Hinweise auf Menschen
Uwe Tellkamp
Sebastian Hennig würdigt den Roman Der Schlaf in den Uhren als dichterische Volksbefreiung von der Suggestion der Propaganda.
Der Gegenwart. — 30. August 2022
Niemals aufgeben. Das ist es. Aufgeben gibt's nicht.
Uwe Tellkamp im Dokumentarfilm „Der Fall Tellkamp – Streit um die Meinungsfreiheit“ (2022)

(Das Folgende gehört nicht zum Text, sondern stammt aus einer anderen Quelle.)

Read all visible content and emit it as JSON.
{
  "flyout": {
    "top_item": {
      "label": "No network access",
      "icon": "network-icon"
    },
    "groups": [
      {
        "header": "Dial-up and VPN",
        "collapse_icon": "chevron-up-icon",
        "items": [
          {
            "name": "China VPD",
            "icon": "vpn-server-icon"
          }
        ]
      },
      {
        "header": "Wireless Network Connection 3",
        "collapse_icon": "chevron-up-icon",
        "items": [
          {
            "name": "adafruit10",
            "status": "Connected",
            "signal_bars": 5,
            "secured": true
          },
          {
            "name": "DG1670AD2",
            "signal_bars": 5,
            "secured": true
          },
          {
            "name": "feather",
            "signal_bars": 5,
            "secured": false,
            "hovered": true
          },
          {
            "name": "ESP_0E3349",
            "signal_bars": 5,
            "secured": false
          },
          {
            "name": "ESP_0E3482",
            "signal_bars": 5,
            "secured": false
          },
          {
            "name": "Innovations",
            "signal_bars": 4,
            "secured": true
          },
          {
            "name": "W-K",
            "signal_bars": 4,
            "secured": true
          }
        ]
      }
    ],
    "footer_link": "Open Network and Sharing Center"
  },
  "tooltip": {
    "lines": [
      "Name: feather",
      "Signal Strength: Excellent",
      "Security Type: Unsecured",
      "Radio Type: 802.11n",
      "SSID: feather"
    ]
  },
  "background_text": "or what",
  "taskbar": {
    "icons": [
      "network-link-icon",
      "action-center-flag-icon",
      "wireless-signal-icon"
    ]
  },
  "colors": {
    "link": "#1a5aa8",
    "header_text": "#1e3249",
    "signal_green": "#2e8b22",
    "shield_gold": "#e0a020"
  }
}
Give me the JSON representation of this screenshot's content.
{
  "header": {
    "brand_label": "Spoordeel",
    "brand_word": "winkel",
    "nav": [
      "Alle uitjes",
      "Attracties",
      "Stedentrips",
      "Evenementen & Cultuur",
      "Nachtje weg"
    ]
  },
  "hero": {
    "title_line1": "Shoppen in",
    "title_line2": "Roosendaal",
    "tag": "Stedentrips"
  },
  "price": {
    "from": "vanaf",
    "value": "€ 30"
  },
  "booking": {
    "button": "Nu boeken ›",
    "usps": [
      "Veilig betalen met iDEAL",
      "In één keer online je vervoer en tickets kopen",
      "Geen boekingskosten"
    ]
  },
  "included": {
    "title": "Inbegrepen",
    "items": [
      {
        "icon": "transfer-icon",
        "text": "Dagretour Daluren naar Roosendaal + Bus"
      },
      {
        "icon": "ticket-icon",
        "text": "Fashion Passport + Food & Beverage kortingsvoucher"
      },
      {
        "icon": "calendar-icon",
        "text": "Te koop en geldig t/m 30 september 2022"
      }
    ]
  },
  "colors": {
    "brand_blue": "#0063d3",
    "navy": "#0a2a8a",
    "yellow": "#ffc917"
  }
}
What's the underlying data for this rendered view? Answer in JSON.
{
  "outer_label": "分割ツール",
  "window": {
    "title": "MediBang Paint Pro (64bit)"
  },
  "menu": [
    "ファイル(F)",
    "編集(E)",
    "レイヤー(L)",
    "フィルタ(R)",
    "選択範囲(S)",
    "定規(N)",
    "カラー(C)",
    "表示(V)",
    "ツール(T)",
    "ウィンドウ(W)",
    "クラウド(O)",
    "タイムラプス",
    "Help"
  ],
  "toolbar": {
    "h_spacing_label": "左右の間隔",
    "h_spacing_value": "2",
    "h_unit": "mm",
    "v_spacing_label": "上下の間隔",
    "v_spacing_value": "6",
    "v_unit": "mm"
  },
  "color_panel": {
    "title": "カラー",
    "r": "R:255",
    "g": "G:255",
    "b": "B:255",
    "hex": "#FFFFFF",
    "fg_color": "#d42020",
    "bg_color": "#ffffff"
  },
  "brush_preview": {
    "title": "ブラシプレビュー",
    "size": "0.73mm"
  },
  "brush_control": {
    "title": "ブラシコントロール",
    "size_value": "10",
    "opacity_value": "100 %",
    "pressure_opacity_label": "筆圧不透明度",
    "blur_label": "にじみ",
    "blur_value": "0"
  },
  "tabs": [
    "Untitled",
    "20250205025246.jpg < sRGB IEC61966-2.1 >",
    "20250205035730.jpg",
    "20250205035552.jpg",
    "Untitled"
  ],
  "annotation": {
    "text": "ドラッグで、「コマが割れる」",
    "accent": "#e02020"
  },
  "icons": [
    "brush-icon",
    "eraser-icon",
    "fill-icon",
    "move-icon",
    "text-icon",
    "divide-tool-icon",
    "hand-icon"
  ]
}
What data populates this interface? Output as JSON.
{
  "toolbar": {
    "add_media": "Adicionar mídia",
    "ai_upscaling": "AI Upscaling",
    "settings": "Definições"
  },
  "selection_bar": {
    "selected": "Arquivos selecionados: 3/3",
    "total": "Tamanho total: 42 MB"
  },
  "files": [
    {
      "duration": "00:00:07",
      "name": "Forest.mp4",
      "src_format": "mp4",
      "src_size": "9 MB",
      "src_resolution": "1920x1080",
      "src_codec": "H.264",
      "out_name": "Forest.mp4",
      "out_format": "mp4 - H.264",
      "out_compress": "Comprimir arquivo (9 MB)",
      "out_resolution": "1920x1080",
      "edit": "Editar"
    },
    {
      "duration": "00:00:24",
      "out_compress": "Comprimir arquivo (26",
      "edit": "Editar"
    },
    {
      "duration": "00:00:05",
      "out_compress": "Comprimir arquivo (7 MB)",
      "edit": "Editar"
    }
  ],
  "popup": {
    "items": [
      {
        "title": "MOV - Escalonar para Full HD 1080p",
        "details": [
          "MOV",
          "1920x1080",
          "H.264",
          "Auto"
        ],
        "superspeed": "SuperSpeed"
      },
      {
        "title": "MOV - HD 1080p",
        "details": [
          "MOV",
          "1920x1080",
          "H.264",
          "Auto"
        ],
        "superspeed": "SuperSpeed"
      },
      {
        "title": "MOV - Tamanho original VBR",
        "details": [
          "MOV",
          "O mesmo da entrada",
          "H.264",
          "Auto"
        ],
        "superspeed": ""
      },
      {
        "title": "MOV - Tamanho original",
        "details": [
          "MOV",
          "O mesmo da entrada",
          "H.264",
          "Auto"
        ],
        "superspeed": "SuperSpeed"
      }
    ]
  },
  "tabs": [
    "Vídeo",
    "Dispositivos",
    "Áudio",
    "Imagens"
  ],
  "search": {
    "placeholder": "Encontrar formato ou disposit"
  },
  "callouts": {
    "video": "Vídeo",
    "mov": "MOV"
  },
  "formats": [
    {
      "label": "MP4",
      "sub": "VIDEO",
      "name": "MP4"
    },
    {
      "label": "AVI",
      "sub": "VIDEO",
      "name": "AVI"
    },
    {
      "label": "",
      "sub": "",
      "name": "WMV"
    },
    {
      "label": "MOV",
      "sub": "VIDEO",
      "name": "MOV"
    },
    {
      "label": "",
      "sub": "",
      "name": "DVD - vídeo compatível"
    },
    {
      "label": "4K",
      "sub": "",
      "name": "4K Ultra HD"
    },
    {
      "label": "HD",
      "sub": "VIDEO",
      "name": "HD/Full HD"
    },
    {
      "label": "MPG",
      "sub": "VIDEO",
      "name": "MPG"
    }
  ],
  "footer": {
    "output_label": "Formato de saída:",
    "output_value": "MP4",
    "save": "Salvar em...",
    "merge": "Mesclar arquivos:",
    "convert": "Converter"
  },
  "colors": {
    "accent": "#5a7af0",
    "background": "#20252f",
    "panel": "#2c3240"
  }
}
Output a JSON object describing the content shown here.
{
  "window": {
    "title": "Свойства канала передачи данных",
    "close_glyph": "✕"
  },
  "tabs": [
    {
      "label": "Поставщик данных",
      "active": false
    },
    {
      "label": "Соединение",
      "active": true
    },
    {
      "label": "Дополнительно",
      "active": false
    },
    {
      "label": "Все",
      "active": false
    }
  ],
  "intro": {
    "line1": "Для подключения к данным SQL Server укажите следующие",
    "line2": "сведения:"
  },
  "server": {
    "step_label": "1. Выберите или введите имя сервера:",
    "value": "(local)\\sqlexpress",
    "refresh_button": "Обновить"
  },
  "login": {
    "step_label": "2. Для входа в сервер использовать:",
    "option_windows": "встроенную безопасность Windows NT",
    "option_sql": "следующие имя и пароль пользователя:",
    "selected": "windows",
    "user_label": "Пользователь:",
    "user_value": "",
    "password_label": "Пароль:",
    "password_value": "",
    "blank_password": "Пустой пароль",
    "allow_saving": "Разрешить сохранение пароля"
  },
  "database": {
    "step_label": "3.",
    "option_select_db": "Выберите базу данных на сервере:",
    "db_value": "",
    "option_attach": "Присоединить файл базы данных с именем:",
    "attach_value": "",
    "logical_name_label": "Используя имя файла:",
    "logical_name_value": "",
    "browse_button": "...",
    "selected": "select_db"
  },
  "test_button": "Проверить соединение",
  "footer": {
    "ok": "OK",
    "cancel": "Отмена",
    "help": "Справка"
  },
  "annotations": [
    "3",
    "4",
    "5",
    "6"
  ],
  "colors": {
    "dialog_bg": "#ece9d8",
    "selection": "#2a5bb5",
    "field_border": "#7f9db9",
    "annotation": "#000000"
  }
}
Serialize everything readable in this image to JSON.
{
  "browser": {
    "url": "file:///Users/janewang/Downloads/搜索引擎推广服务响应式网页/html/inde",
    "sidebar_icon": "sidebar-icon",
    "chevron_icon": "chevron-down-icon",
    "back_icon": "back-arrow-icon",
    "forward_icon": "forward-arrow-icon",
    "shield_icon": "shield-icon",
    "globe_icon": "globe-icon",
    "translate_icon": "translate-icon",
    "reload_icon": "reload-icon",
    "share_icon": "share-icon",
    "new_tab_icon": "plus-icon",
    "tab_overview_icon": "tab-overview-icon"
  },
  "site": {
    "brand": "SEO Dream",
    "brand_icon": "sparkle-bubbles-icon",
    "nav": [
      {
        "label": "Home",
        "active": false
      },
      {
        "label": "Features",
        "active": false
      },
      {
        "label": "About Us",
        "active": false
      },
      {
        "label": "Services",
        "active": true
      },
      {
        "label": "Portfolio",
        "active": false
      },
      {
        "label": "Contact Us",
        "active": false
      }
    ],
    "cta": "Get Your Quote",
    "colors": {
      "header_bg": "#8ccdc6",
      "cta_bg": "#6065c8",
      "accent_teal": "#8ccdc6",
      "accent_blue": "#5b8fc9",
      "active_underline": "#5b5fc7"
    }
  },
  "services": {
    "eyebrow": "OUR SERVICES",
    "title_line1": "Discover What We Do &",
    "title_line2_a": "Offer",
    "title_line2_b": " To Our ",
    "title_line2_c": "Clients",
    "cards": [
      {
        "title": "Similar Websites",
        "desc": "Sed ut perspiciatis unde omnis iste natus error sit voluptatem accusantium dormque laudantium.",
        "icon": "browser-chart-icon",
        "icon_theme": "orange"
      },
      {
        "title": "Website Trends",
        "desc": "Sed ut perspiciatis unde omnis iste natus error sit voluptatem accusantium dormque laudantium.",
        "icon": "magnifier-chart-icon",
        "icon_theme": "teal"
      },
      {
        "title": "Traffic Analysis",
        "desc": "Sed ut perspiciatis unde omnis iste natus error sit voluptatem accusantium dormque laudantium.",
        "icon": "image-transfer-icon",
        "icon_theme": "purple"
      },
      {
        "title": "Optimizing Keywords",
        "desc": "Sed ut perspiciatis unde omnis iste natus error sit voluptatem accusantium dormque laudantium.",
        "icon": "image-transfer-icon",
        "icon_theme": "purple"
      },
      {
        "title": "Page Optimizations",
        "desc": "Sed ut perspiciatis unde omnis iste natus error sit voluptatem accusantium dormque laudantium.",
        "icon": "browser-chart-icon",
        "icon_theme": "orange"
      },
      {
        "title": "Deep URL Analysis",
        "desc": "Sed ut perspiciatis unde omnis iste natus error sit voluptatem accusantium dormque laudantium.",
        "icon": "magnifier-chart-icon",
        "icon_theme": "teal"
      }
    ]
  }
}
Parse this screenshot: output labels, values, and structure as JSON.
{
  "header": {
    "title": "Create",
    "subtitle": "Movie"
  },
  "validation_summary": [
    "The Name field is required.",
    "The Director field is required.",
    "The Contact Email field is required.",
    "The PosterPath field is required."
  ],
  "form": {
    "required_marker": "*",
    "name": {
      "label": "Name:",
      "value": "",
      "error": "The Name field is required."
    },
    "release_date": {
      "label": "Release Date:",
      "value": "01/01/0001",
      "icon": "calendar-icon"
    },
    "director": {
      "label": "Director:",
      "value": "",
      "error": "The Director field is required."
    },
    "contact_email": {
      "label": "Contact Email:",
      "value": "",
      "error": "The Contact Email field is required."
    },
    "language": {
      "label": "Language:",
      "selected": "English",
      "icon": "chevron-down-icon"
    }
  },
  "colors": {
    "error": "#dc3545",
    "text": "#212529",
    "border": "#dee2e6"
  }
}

Anlässlich einer Preisverleihung im Juni 2017 stellte Uwe Tellkamp in einer Rede dar, was ihn zum Schreiben motiviere: „Mich interessieren Geschichten, sprich Handlungsverläufe, Seinszusammenhänge, beispielsweise die Geschichte eines Menschen, der sich vor ca. 25 Jahren engagiert hat in der Bürgerbewegung der DDR und der meinte, jetzt breche er zu neuen Ufern auf, jetzt dämmere die Sonne einer Freiheit im Kopf. Mit diesem Glauben und mit diesem Idealismus […] hat dieser Mann sein Bestes gegeben und dafür gesorgt, dass ein unfassbar überwältigendes System scheinbar zusammengebrochen ist. Die Arbeit, der Mut, die es braucht, sich als Einzelner, als Familienvater gegen diese Staatsmacht zu stellen, kann man nicht hoch genug einschätzen. Nun sehe ich diese Geschichte jedoch im Zusammenhang: Ich sehe sie bis heute, ich sehe denselben Mann, dieselbe Frau mit ihrem Engagement irgendwo in der zweiten Reihe, in der Politik versandet, die Ideale gebrochen, das Programm heißt Desillusionierung, und die Freiheit ist nicht die, von der man träumte, sondern man erwachte in Nordrhein-Westfalen, um ein vielzitiertes Wort zu wiederholen. [2017] werden Helligkeits- und Dunkelheitskategorien vergeben. Wobei die Dunkelheit interessanterweise im Osten verortet wird. Und es werden Verbiegungen, Mechanismen, Talkshows mit Ein- und Ausladungspolitiken betrieben, die mich erschüttern und die diese Figur erschüttern, über die ich schreibe, weil sie sie an die Zeit vor 30 Jahren erinnern. Und diese Figur fragt sich, ob man mittlerweile in einer DDR 2.0 lebt – und wenn ja, warum.“
Uwe Tellkamp selbst beschreibt in der Zeitschrift Bella triste sein literarisches Schaffen mit den Worten: „Der moderne Dichter, wie ich ihn verstehe, ist wie der Dom-Baumeister; er ist damit, wie diejenigen, die sich aufmachten, Kap Hoorn zu umsegeln oder einen Seeweg nach Indien zu finden, zwangsläufig pathetisch – was er in Kauf nehmen kann, wenn es ihm gelingt, die grundlegenden menschlichen Empfindungen wieder zu gestalten.“ In einem Interview mit dem Oberpfalznetz charakterisiert Tellkamp sein Schreiben als einen „Versuch, Heimat wiederzugewinnen“, die durch den Ablauf der Zeit verloren gegangen sei. Damit stellt er sich in die Tradition von Marcel Proust (Auf der Suche nach der verlorenen Zeit). (nach Wikipedia)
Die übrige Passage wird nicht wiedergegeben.